Detroit, Michigan, is not close enough to Pittsburgh to be considered the East or Mid-Atlantic or close enough to Chicago to be considered Midwest. We sit in that in-between part of the country that folks think it’s easy to overlook. But what they don’t know is there are artists living here.
It is hard to do theatre in Detroit. Not as hard as learning to walk after a double amputation, but it’s really hard. In Michigan, we’ve seen huge cuts in state funding over the last fifteen years. At the same time, foundations and corporate support declined along with individual giving to the arts. Detroit’s never had a major arts funder similar to the Pew Charitable Trust or the Doris Duke Foundation. Arts funding is given by many of the local foundations but without serving as any of their primary missions. Some foundations got out of arts funding all together. So when all of these cuts hit, it was pretty hard to take. This was especially difficult since many of our largest organizations didn’t have significant endowments to fall back on. All of these reductions meant that the small amount of money remaining went to the largest groups, while the rest of us had to fight over very limited funding in a harsh environment.
But there is something in the water here in Detroit—It can be additive, too. This community is fertile ground for the development of phenomenal artists. This city and region has given birth to a huge number of our best and most influential theater artists. Detroiters such as Broadway director and shepherd of playwrights Lloyd Richards, five-time Tony Award winning actress Julie Harris, the “People’s Playwright” Ron Milner, along with Woodie King Jr., Elaine Stritch, and George C. Scott are part of a generation that left their mark on the American Theater. And two-time Tony Award winner Sutton Foster and three-time Tony Award nominee David Alan Grier are among a modern generation keeping that tradition going.
All of this talent has been developed without a major regional equity theater ever existing in the region. We have only one LORT in the entire state, Meadow Brook Theatre, but it’s never had the national reputation or local impact that the Guthrie or the Goodman Theatres have. The fact that we keep on producing this caliber of artist without a large regional theater says more about the people here than most folks around the country may know.

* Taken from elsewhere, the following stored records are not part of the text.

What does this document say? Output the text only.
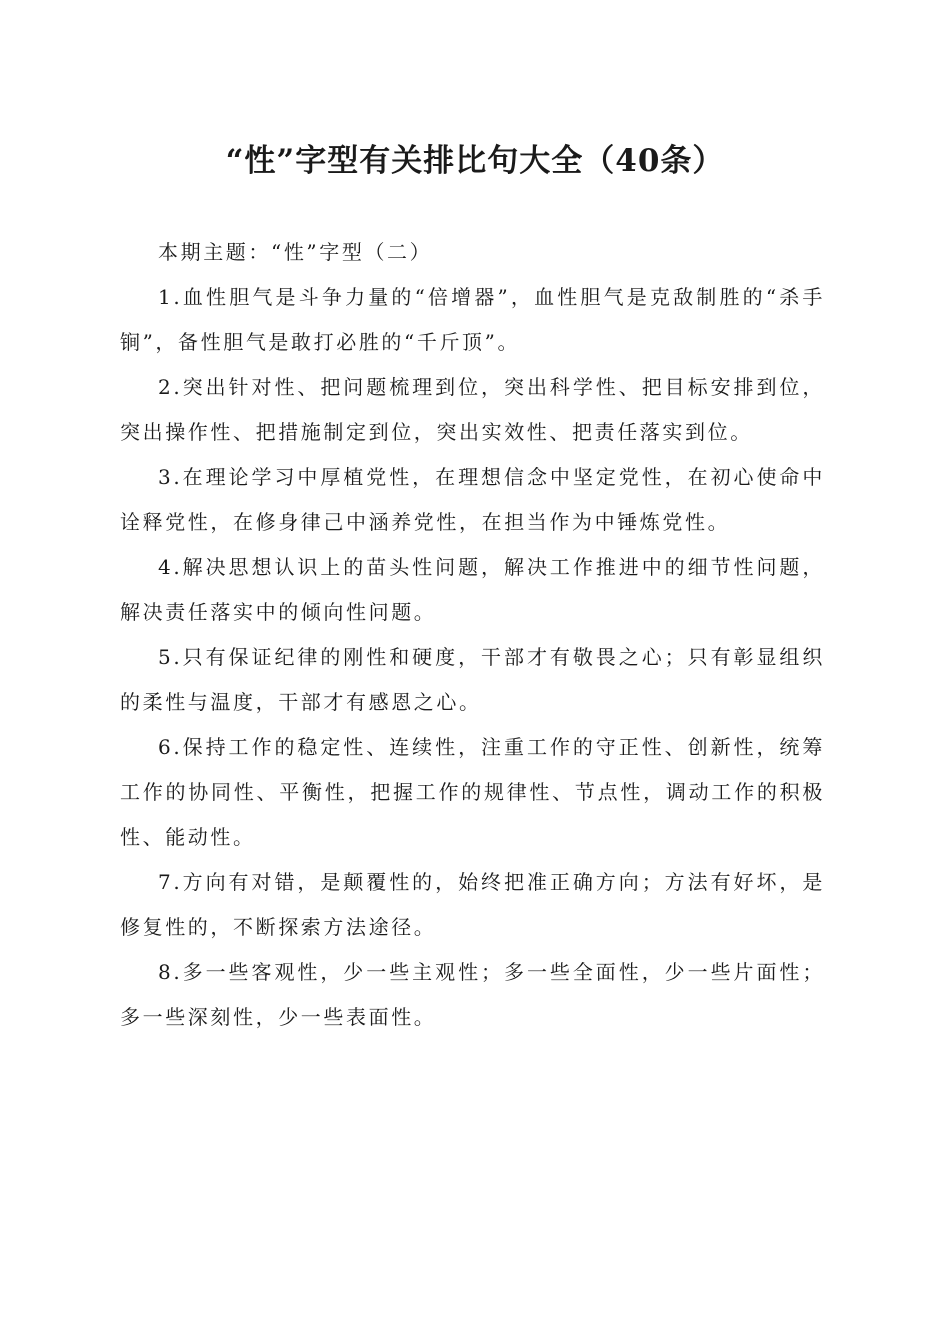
“性”字型有关排比句大全（40条）

本期主题：“性”字型（二）

1.血性胆气是斗争力量的“倍增器”，血性胆气是克敌制胜的“杀手锏”，备性胆气是敢打必胜的“千斤顶”。

2.突出针对性、把问题梳理到位，突出科学性、把目标安排到位，突出操作性、把措施制定到位，突出实效性、把责任落实到位。

3.在理论学习中厚植党性，在理想信念中坚定党性，在初心使命中诠释党性，在修身律己中涵养党性，在担当作为中锤炼党性。

4.解决思想认识上的苗头性问题，解决工作推进中的细节性问题，解决责任落实中的倾向性问题。

5.只有保证纪律的刚性和硬度，干部才有敬畏之心；只有彰显组织的柔性与温度，干部才有感恩之心。

6.保持工作的稳定性、连续性，注重工作的守正性、创新性，统筹工作的协同性、平衡性，把握工作的规律性、节点性，调动工作的积极性、能动性。

7.方向有对错，是颠覆性的，始终把准正确方向；方法有好坏，是修复性的，不断探索方法途径。

8.多一些客观性，少一些主观性；多一些全面性，少一些片面性；多一些深刻性，少一些表面性。
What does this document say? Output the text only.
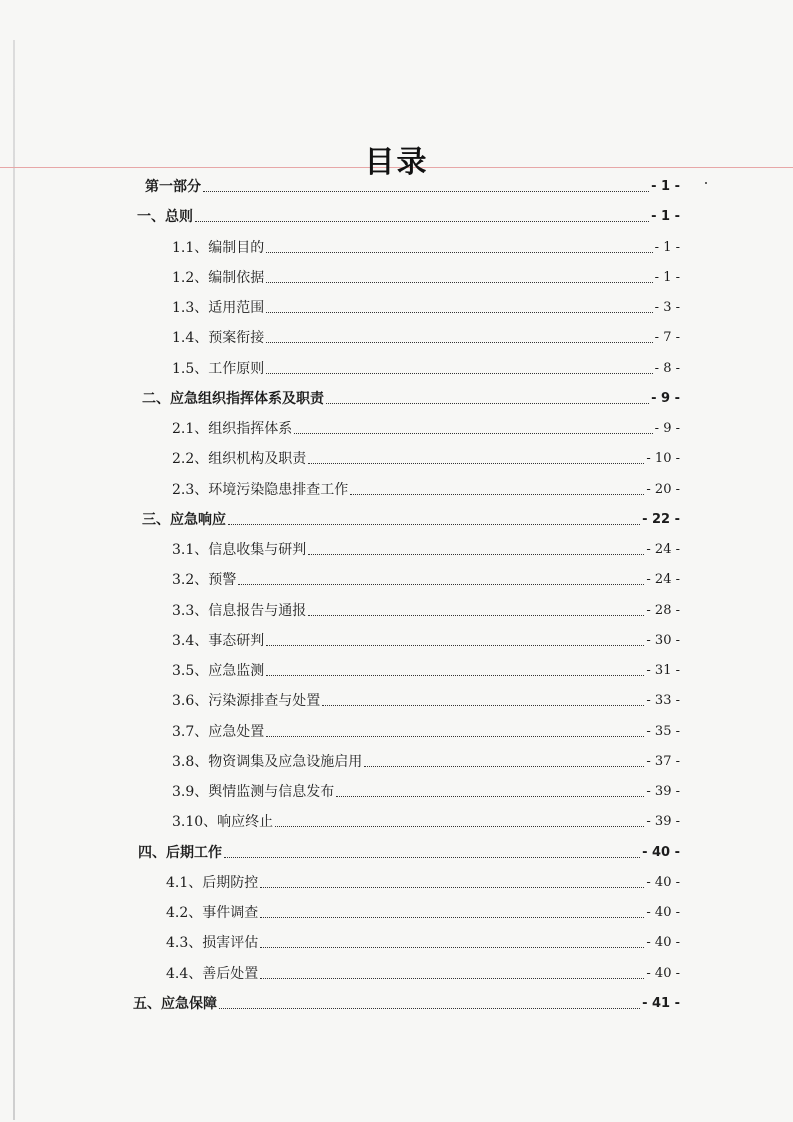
目录
第一部分	- 1 -
一、总则	- 1 -
1.1、编制目的	- 1 -
1.2、编制依据	- 1 -
1.3、适用范围	- 3 -
1.4、预案衔接	- 7 -
1.5、工作原则	- 8 -
二、应急组织指挥体系及职责	- 9 -
2.1、组织指挥体系	- 9 -
2.2、组织机构及职责	- 10 -
2.3、环境污染隐患排查工作	- 20 -
三、应急响应	- 22 -
3.1、信息收集与研判	- 24 -
3.2、预警	- 24 -
3.3、信息报告与通报	- 28 -
3.4、事态研判	- 30 -
3.5、应急监测	- 31 -
3.6、污染源排查与处置	- 33 -
3.7、应急处置	- 35 -
3.8、物资调集及应急设施启用	- 37 -
3.9、舆情监测与信息发布	- 39 -
3.10、响应终止	- 39 -
四、后期工作	- 40 -
4.1、后期防控	- 40 -
4.2、事件调查	- 40 -
4.3、损害评估	- 40 -
4.4、善后处置	- 40 -
五、应急保障	- 41 -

For me, the day I knew for sure that I could build a career as a theater director was the day that I learned the names of Woodie King Jr. and Lloyd Richards. The fact that these two brothers grew up in and got their start in Detroit meant a lot to me. I saw the possibility of what I could become in their biographies. King came to theater as the son of Alabama sharecroppers who had migrated to the industrialized North looking for better paying jobs in the auto plants. Richards was the son of Jamaican immigrants who met in Toronto and fell in love. They moved to Detroit seeking a place to raise a large family. Both men knew poverty. Both worked numerous menial jobs to get a college education. And both found their futures creating theater that resonated with the rest of their lives. Richards would talk about how the men in August Wilson’s plays sounded like the men in the barbershop he swept up as a kid. King would say the plays of Ed Bullins or Ntozake Shange reflected the lives he saw on the streets of his East Side Detroit neighborhood. That’s the theater done the Detroit way.
No matter how you cut it, we do theatre differently here. If I were asked to characterize the style of the best of Detroit theatre, I would say its similar to what Peter Brook talks about in The Empty Space. It’s rough, holy, and immediate. Rough, in that Detroit theatre people do the work of putting on a production in the same way their parents and grandparents approached going to the plant. They produce art in a very visceral, hands-on way. Not going on about theory or methods, but rather mining a character or play for the nuggets of truth in it using the tools we acquire just by living. Our theatre can be holy in how a play or performance can say all of the things you feel about a subject, but could never find the right words. A performance can transform the viewer or allow you to transcend much in the same way a Church Revival does. Detroit theatre at its best is also immediate, in that whether the place is centuries old or a new work, it is relevant to our human condition now. This is done through content and by way of an actor’s or director’s interpretation.
Detroit theater people do the work of putting on a production in the same way their parents and grandparents approached going to the plant. They produce art in a very visceral, hands-on way
As an equity company here—one that has a very focused vision and direction—we at Plowshares Theatre Company find the local climate exhilarating. Whatever is in the water of Detroit is an innate element—an element that we as local artists bring into the rehearsal hall. The spark can be lit by any one of us. I hope everyone is as lucky to find a similarly exciting environment for their own creative career.